İlk başta sadece tek şiş getirip koydular. İçimden "amma az getiriyorlar" diye düşünmedim değil. Meğerse etin soğumaması içinmiş, çünkü siz bitirdikçe yenisi geliyor... Bu işlemin sonu yok, ne zaman ki "yeter artık çatlamak üzereyim getirmeyin" diyorsunuz, işte o aşamada servisi sonlandırıyorlar :o) Bu arada 3 şiş bitirdiğimi de itiraf edeyim :o)

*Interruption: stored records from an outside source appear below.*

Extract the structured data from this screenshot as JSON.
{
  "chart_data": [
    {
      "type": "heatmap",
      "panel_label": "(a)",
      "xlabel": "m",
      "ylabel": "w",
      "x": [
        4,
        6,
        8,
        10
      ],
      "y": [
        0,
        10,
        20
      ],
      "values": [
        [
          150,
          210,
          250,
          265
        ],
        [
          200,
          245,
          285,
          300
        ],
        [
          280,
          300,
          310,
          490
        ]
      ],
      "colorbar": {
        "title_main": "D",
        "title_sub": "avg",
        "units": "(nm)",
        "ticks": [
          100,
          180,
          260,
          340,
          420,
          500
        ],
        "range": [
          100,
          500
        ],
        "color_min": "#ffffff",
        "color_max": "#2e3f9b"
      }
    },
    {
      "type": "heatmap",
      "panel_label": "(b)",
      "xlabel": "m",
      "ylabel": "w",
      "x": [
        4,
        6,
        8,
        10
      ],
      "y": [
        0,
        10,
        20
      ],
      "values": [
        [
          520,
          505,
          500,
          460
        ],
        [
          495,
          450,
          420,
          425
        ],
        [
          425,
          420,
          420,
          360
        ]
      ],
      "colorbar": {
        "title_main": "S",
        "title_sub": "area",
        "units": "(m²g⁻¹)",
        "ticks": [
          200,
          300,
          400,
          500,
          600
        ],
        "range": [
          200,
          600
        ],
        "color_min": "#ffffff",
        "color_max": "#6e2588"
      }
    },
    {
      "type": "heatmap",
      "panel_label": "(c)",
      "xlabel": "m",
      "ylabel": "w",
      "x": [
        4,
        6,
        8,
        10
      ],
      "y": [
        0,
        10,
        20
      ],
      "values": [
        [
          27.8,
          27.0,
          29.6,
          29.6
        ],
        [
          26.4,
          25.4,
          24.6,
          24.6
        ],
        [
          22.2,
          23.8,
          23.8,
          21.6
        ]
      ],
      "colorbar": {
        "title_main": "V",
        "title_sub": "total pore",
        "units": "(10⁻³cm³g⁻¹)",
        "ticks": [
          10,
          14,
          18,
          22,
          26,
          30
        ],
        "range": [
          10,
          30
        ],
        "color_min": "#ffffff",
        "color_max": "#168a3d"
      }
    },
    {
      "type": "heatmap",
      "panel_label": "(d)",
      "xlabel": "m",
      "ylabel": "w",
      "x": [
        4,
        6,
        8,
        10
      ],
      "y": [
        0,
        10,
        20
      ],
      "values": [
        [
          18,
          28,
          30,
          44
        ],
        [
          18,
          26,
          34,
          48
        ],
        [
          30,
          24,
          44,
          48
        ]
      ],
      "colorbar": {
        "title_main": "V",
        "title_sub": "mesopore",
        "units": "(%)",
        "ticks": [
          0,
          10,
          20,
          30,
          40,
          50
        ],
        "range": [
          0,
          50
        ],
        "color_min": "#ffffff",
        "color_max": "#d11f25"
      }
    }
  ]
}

Bu kadar yemekten sonra arkadaşımın tatlı yiyecek hali kalmadı. Ben ise zaten tatlı yemiyorum. Bu nedenle meşhur kadayıf dolmasından yemedik, ama bir başka zamanda gittiğimde denemeye çalışacağım :o)

Son olarak muhtemelen fiyatları merak ediyorsunuz. Bu yemeği arkadaşım ısmarladığından, bilgi sahibi olamadım. ama İstanbul'da yaşayan biri olarak, Erzurum'un gerçekten buraya kıyasla ucuz bir alışveriş sisteminin olduğunu söyleyebilirim. Bu mantıkla yola çıkarak, İstanbul'daki restoranlara göre daha ucuz olduğunu da düşünüyorum.

Erzurum'a tekrar gidersem, başka bir kebapçıyı daha denemek isterim ama bu Muammer usta'nın yerini beğenmediğimden değil (ki aksine çok çok beğendim), sadece yeni bir yer daha keşfetmiş olma isteğimden kaynaklanır.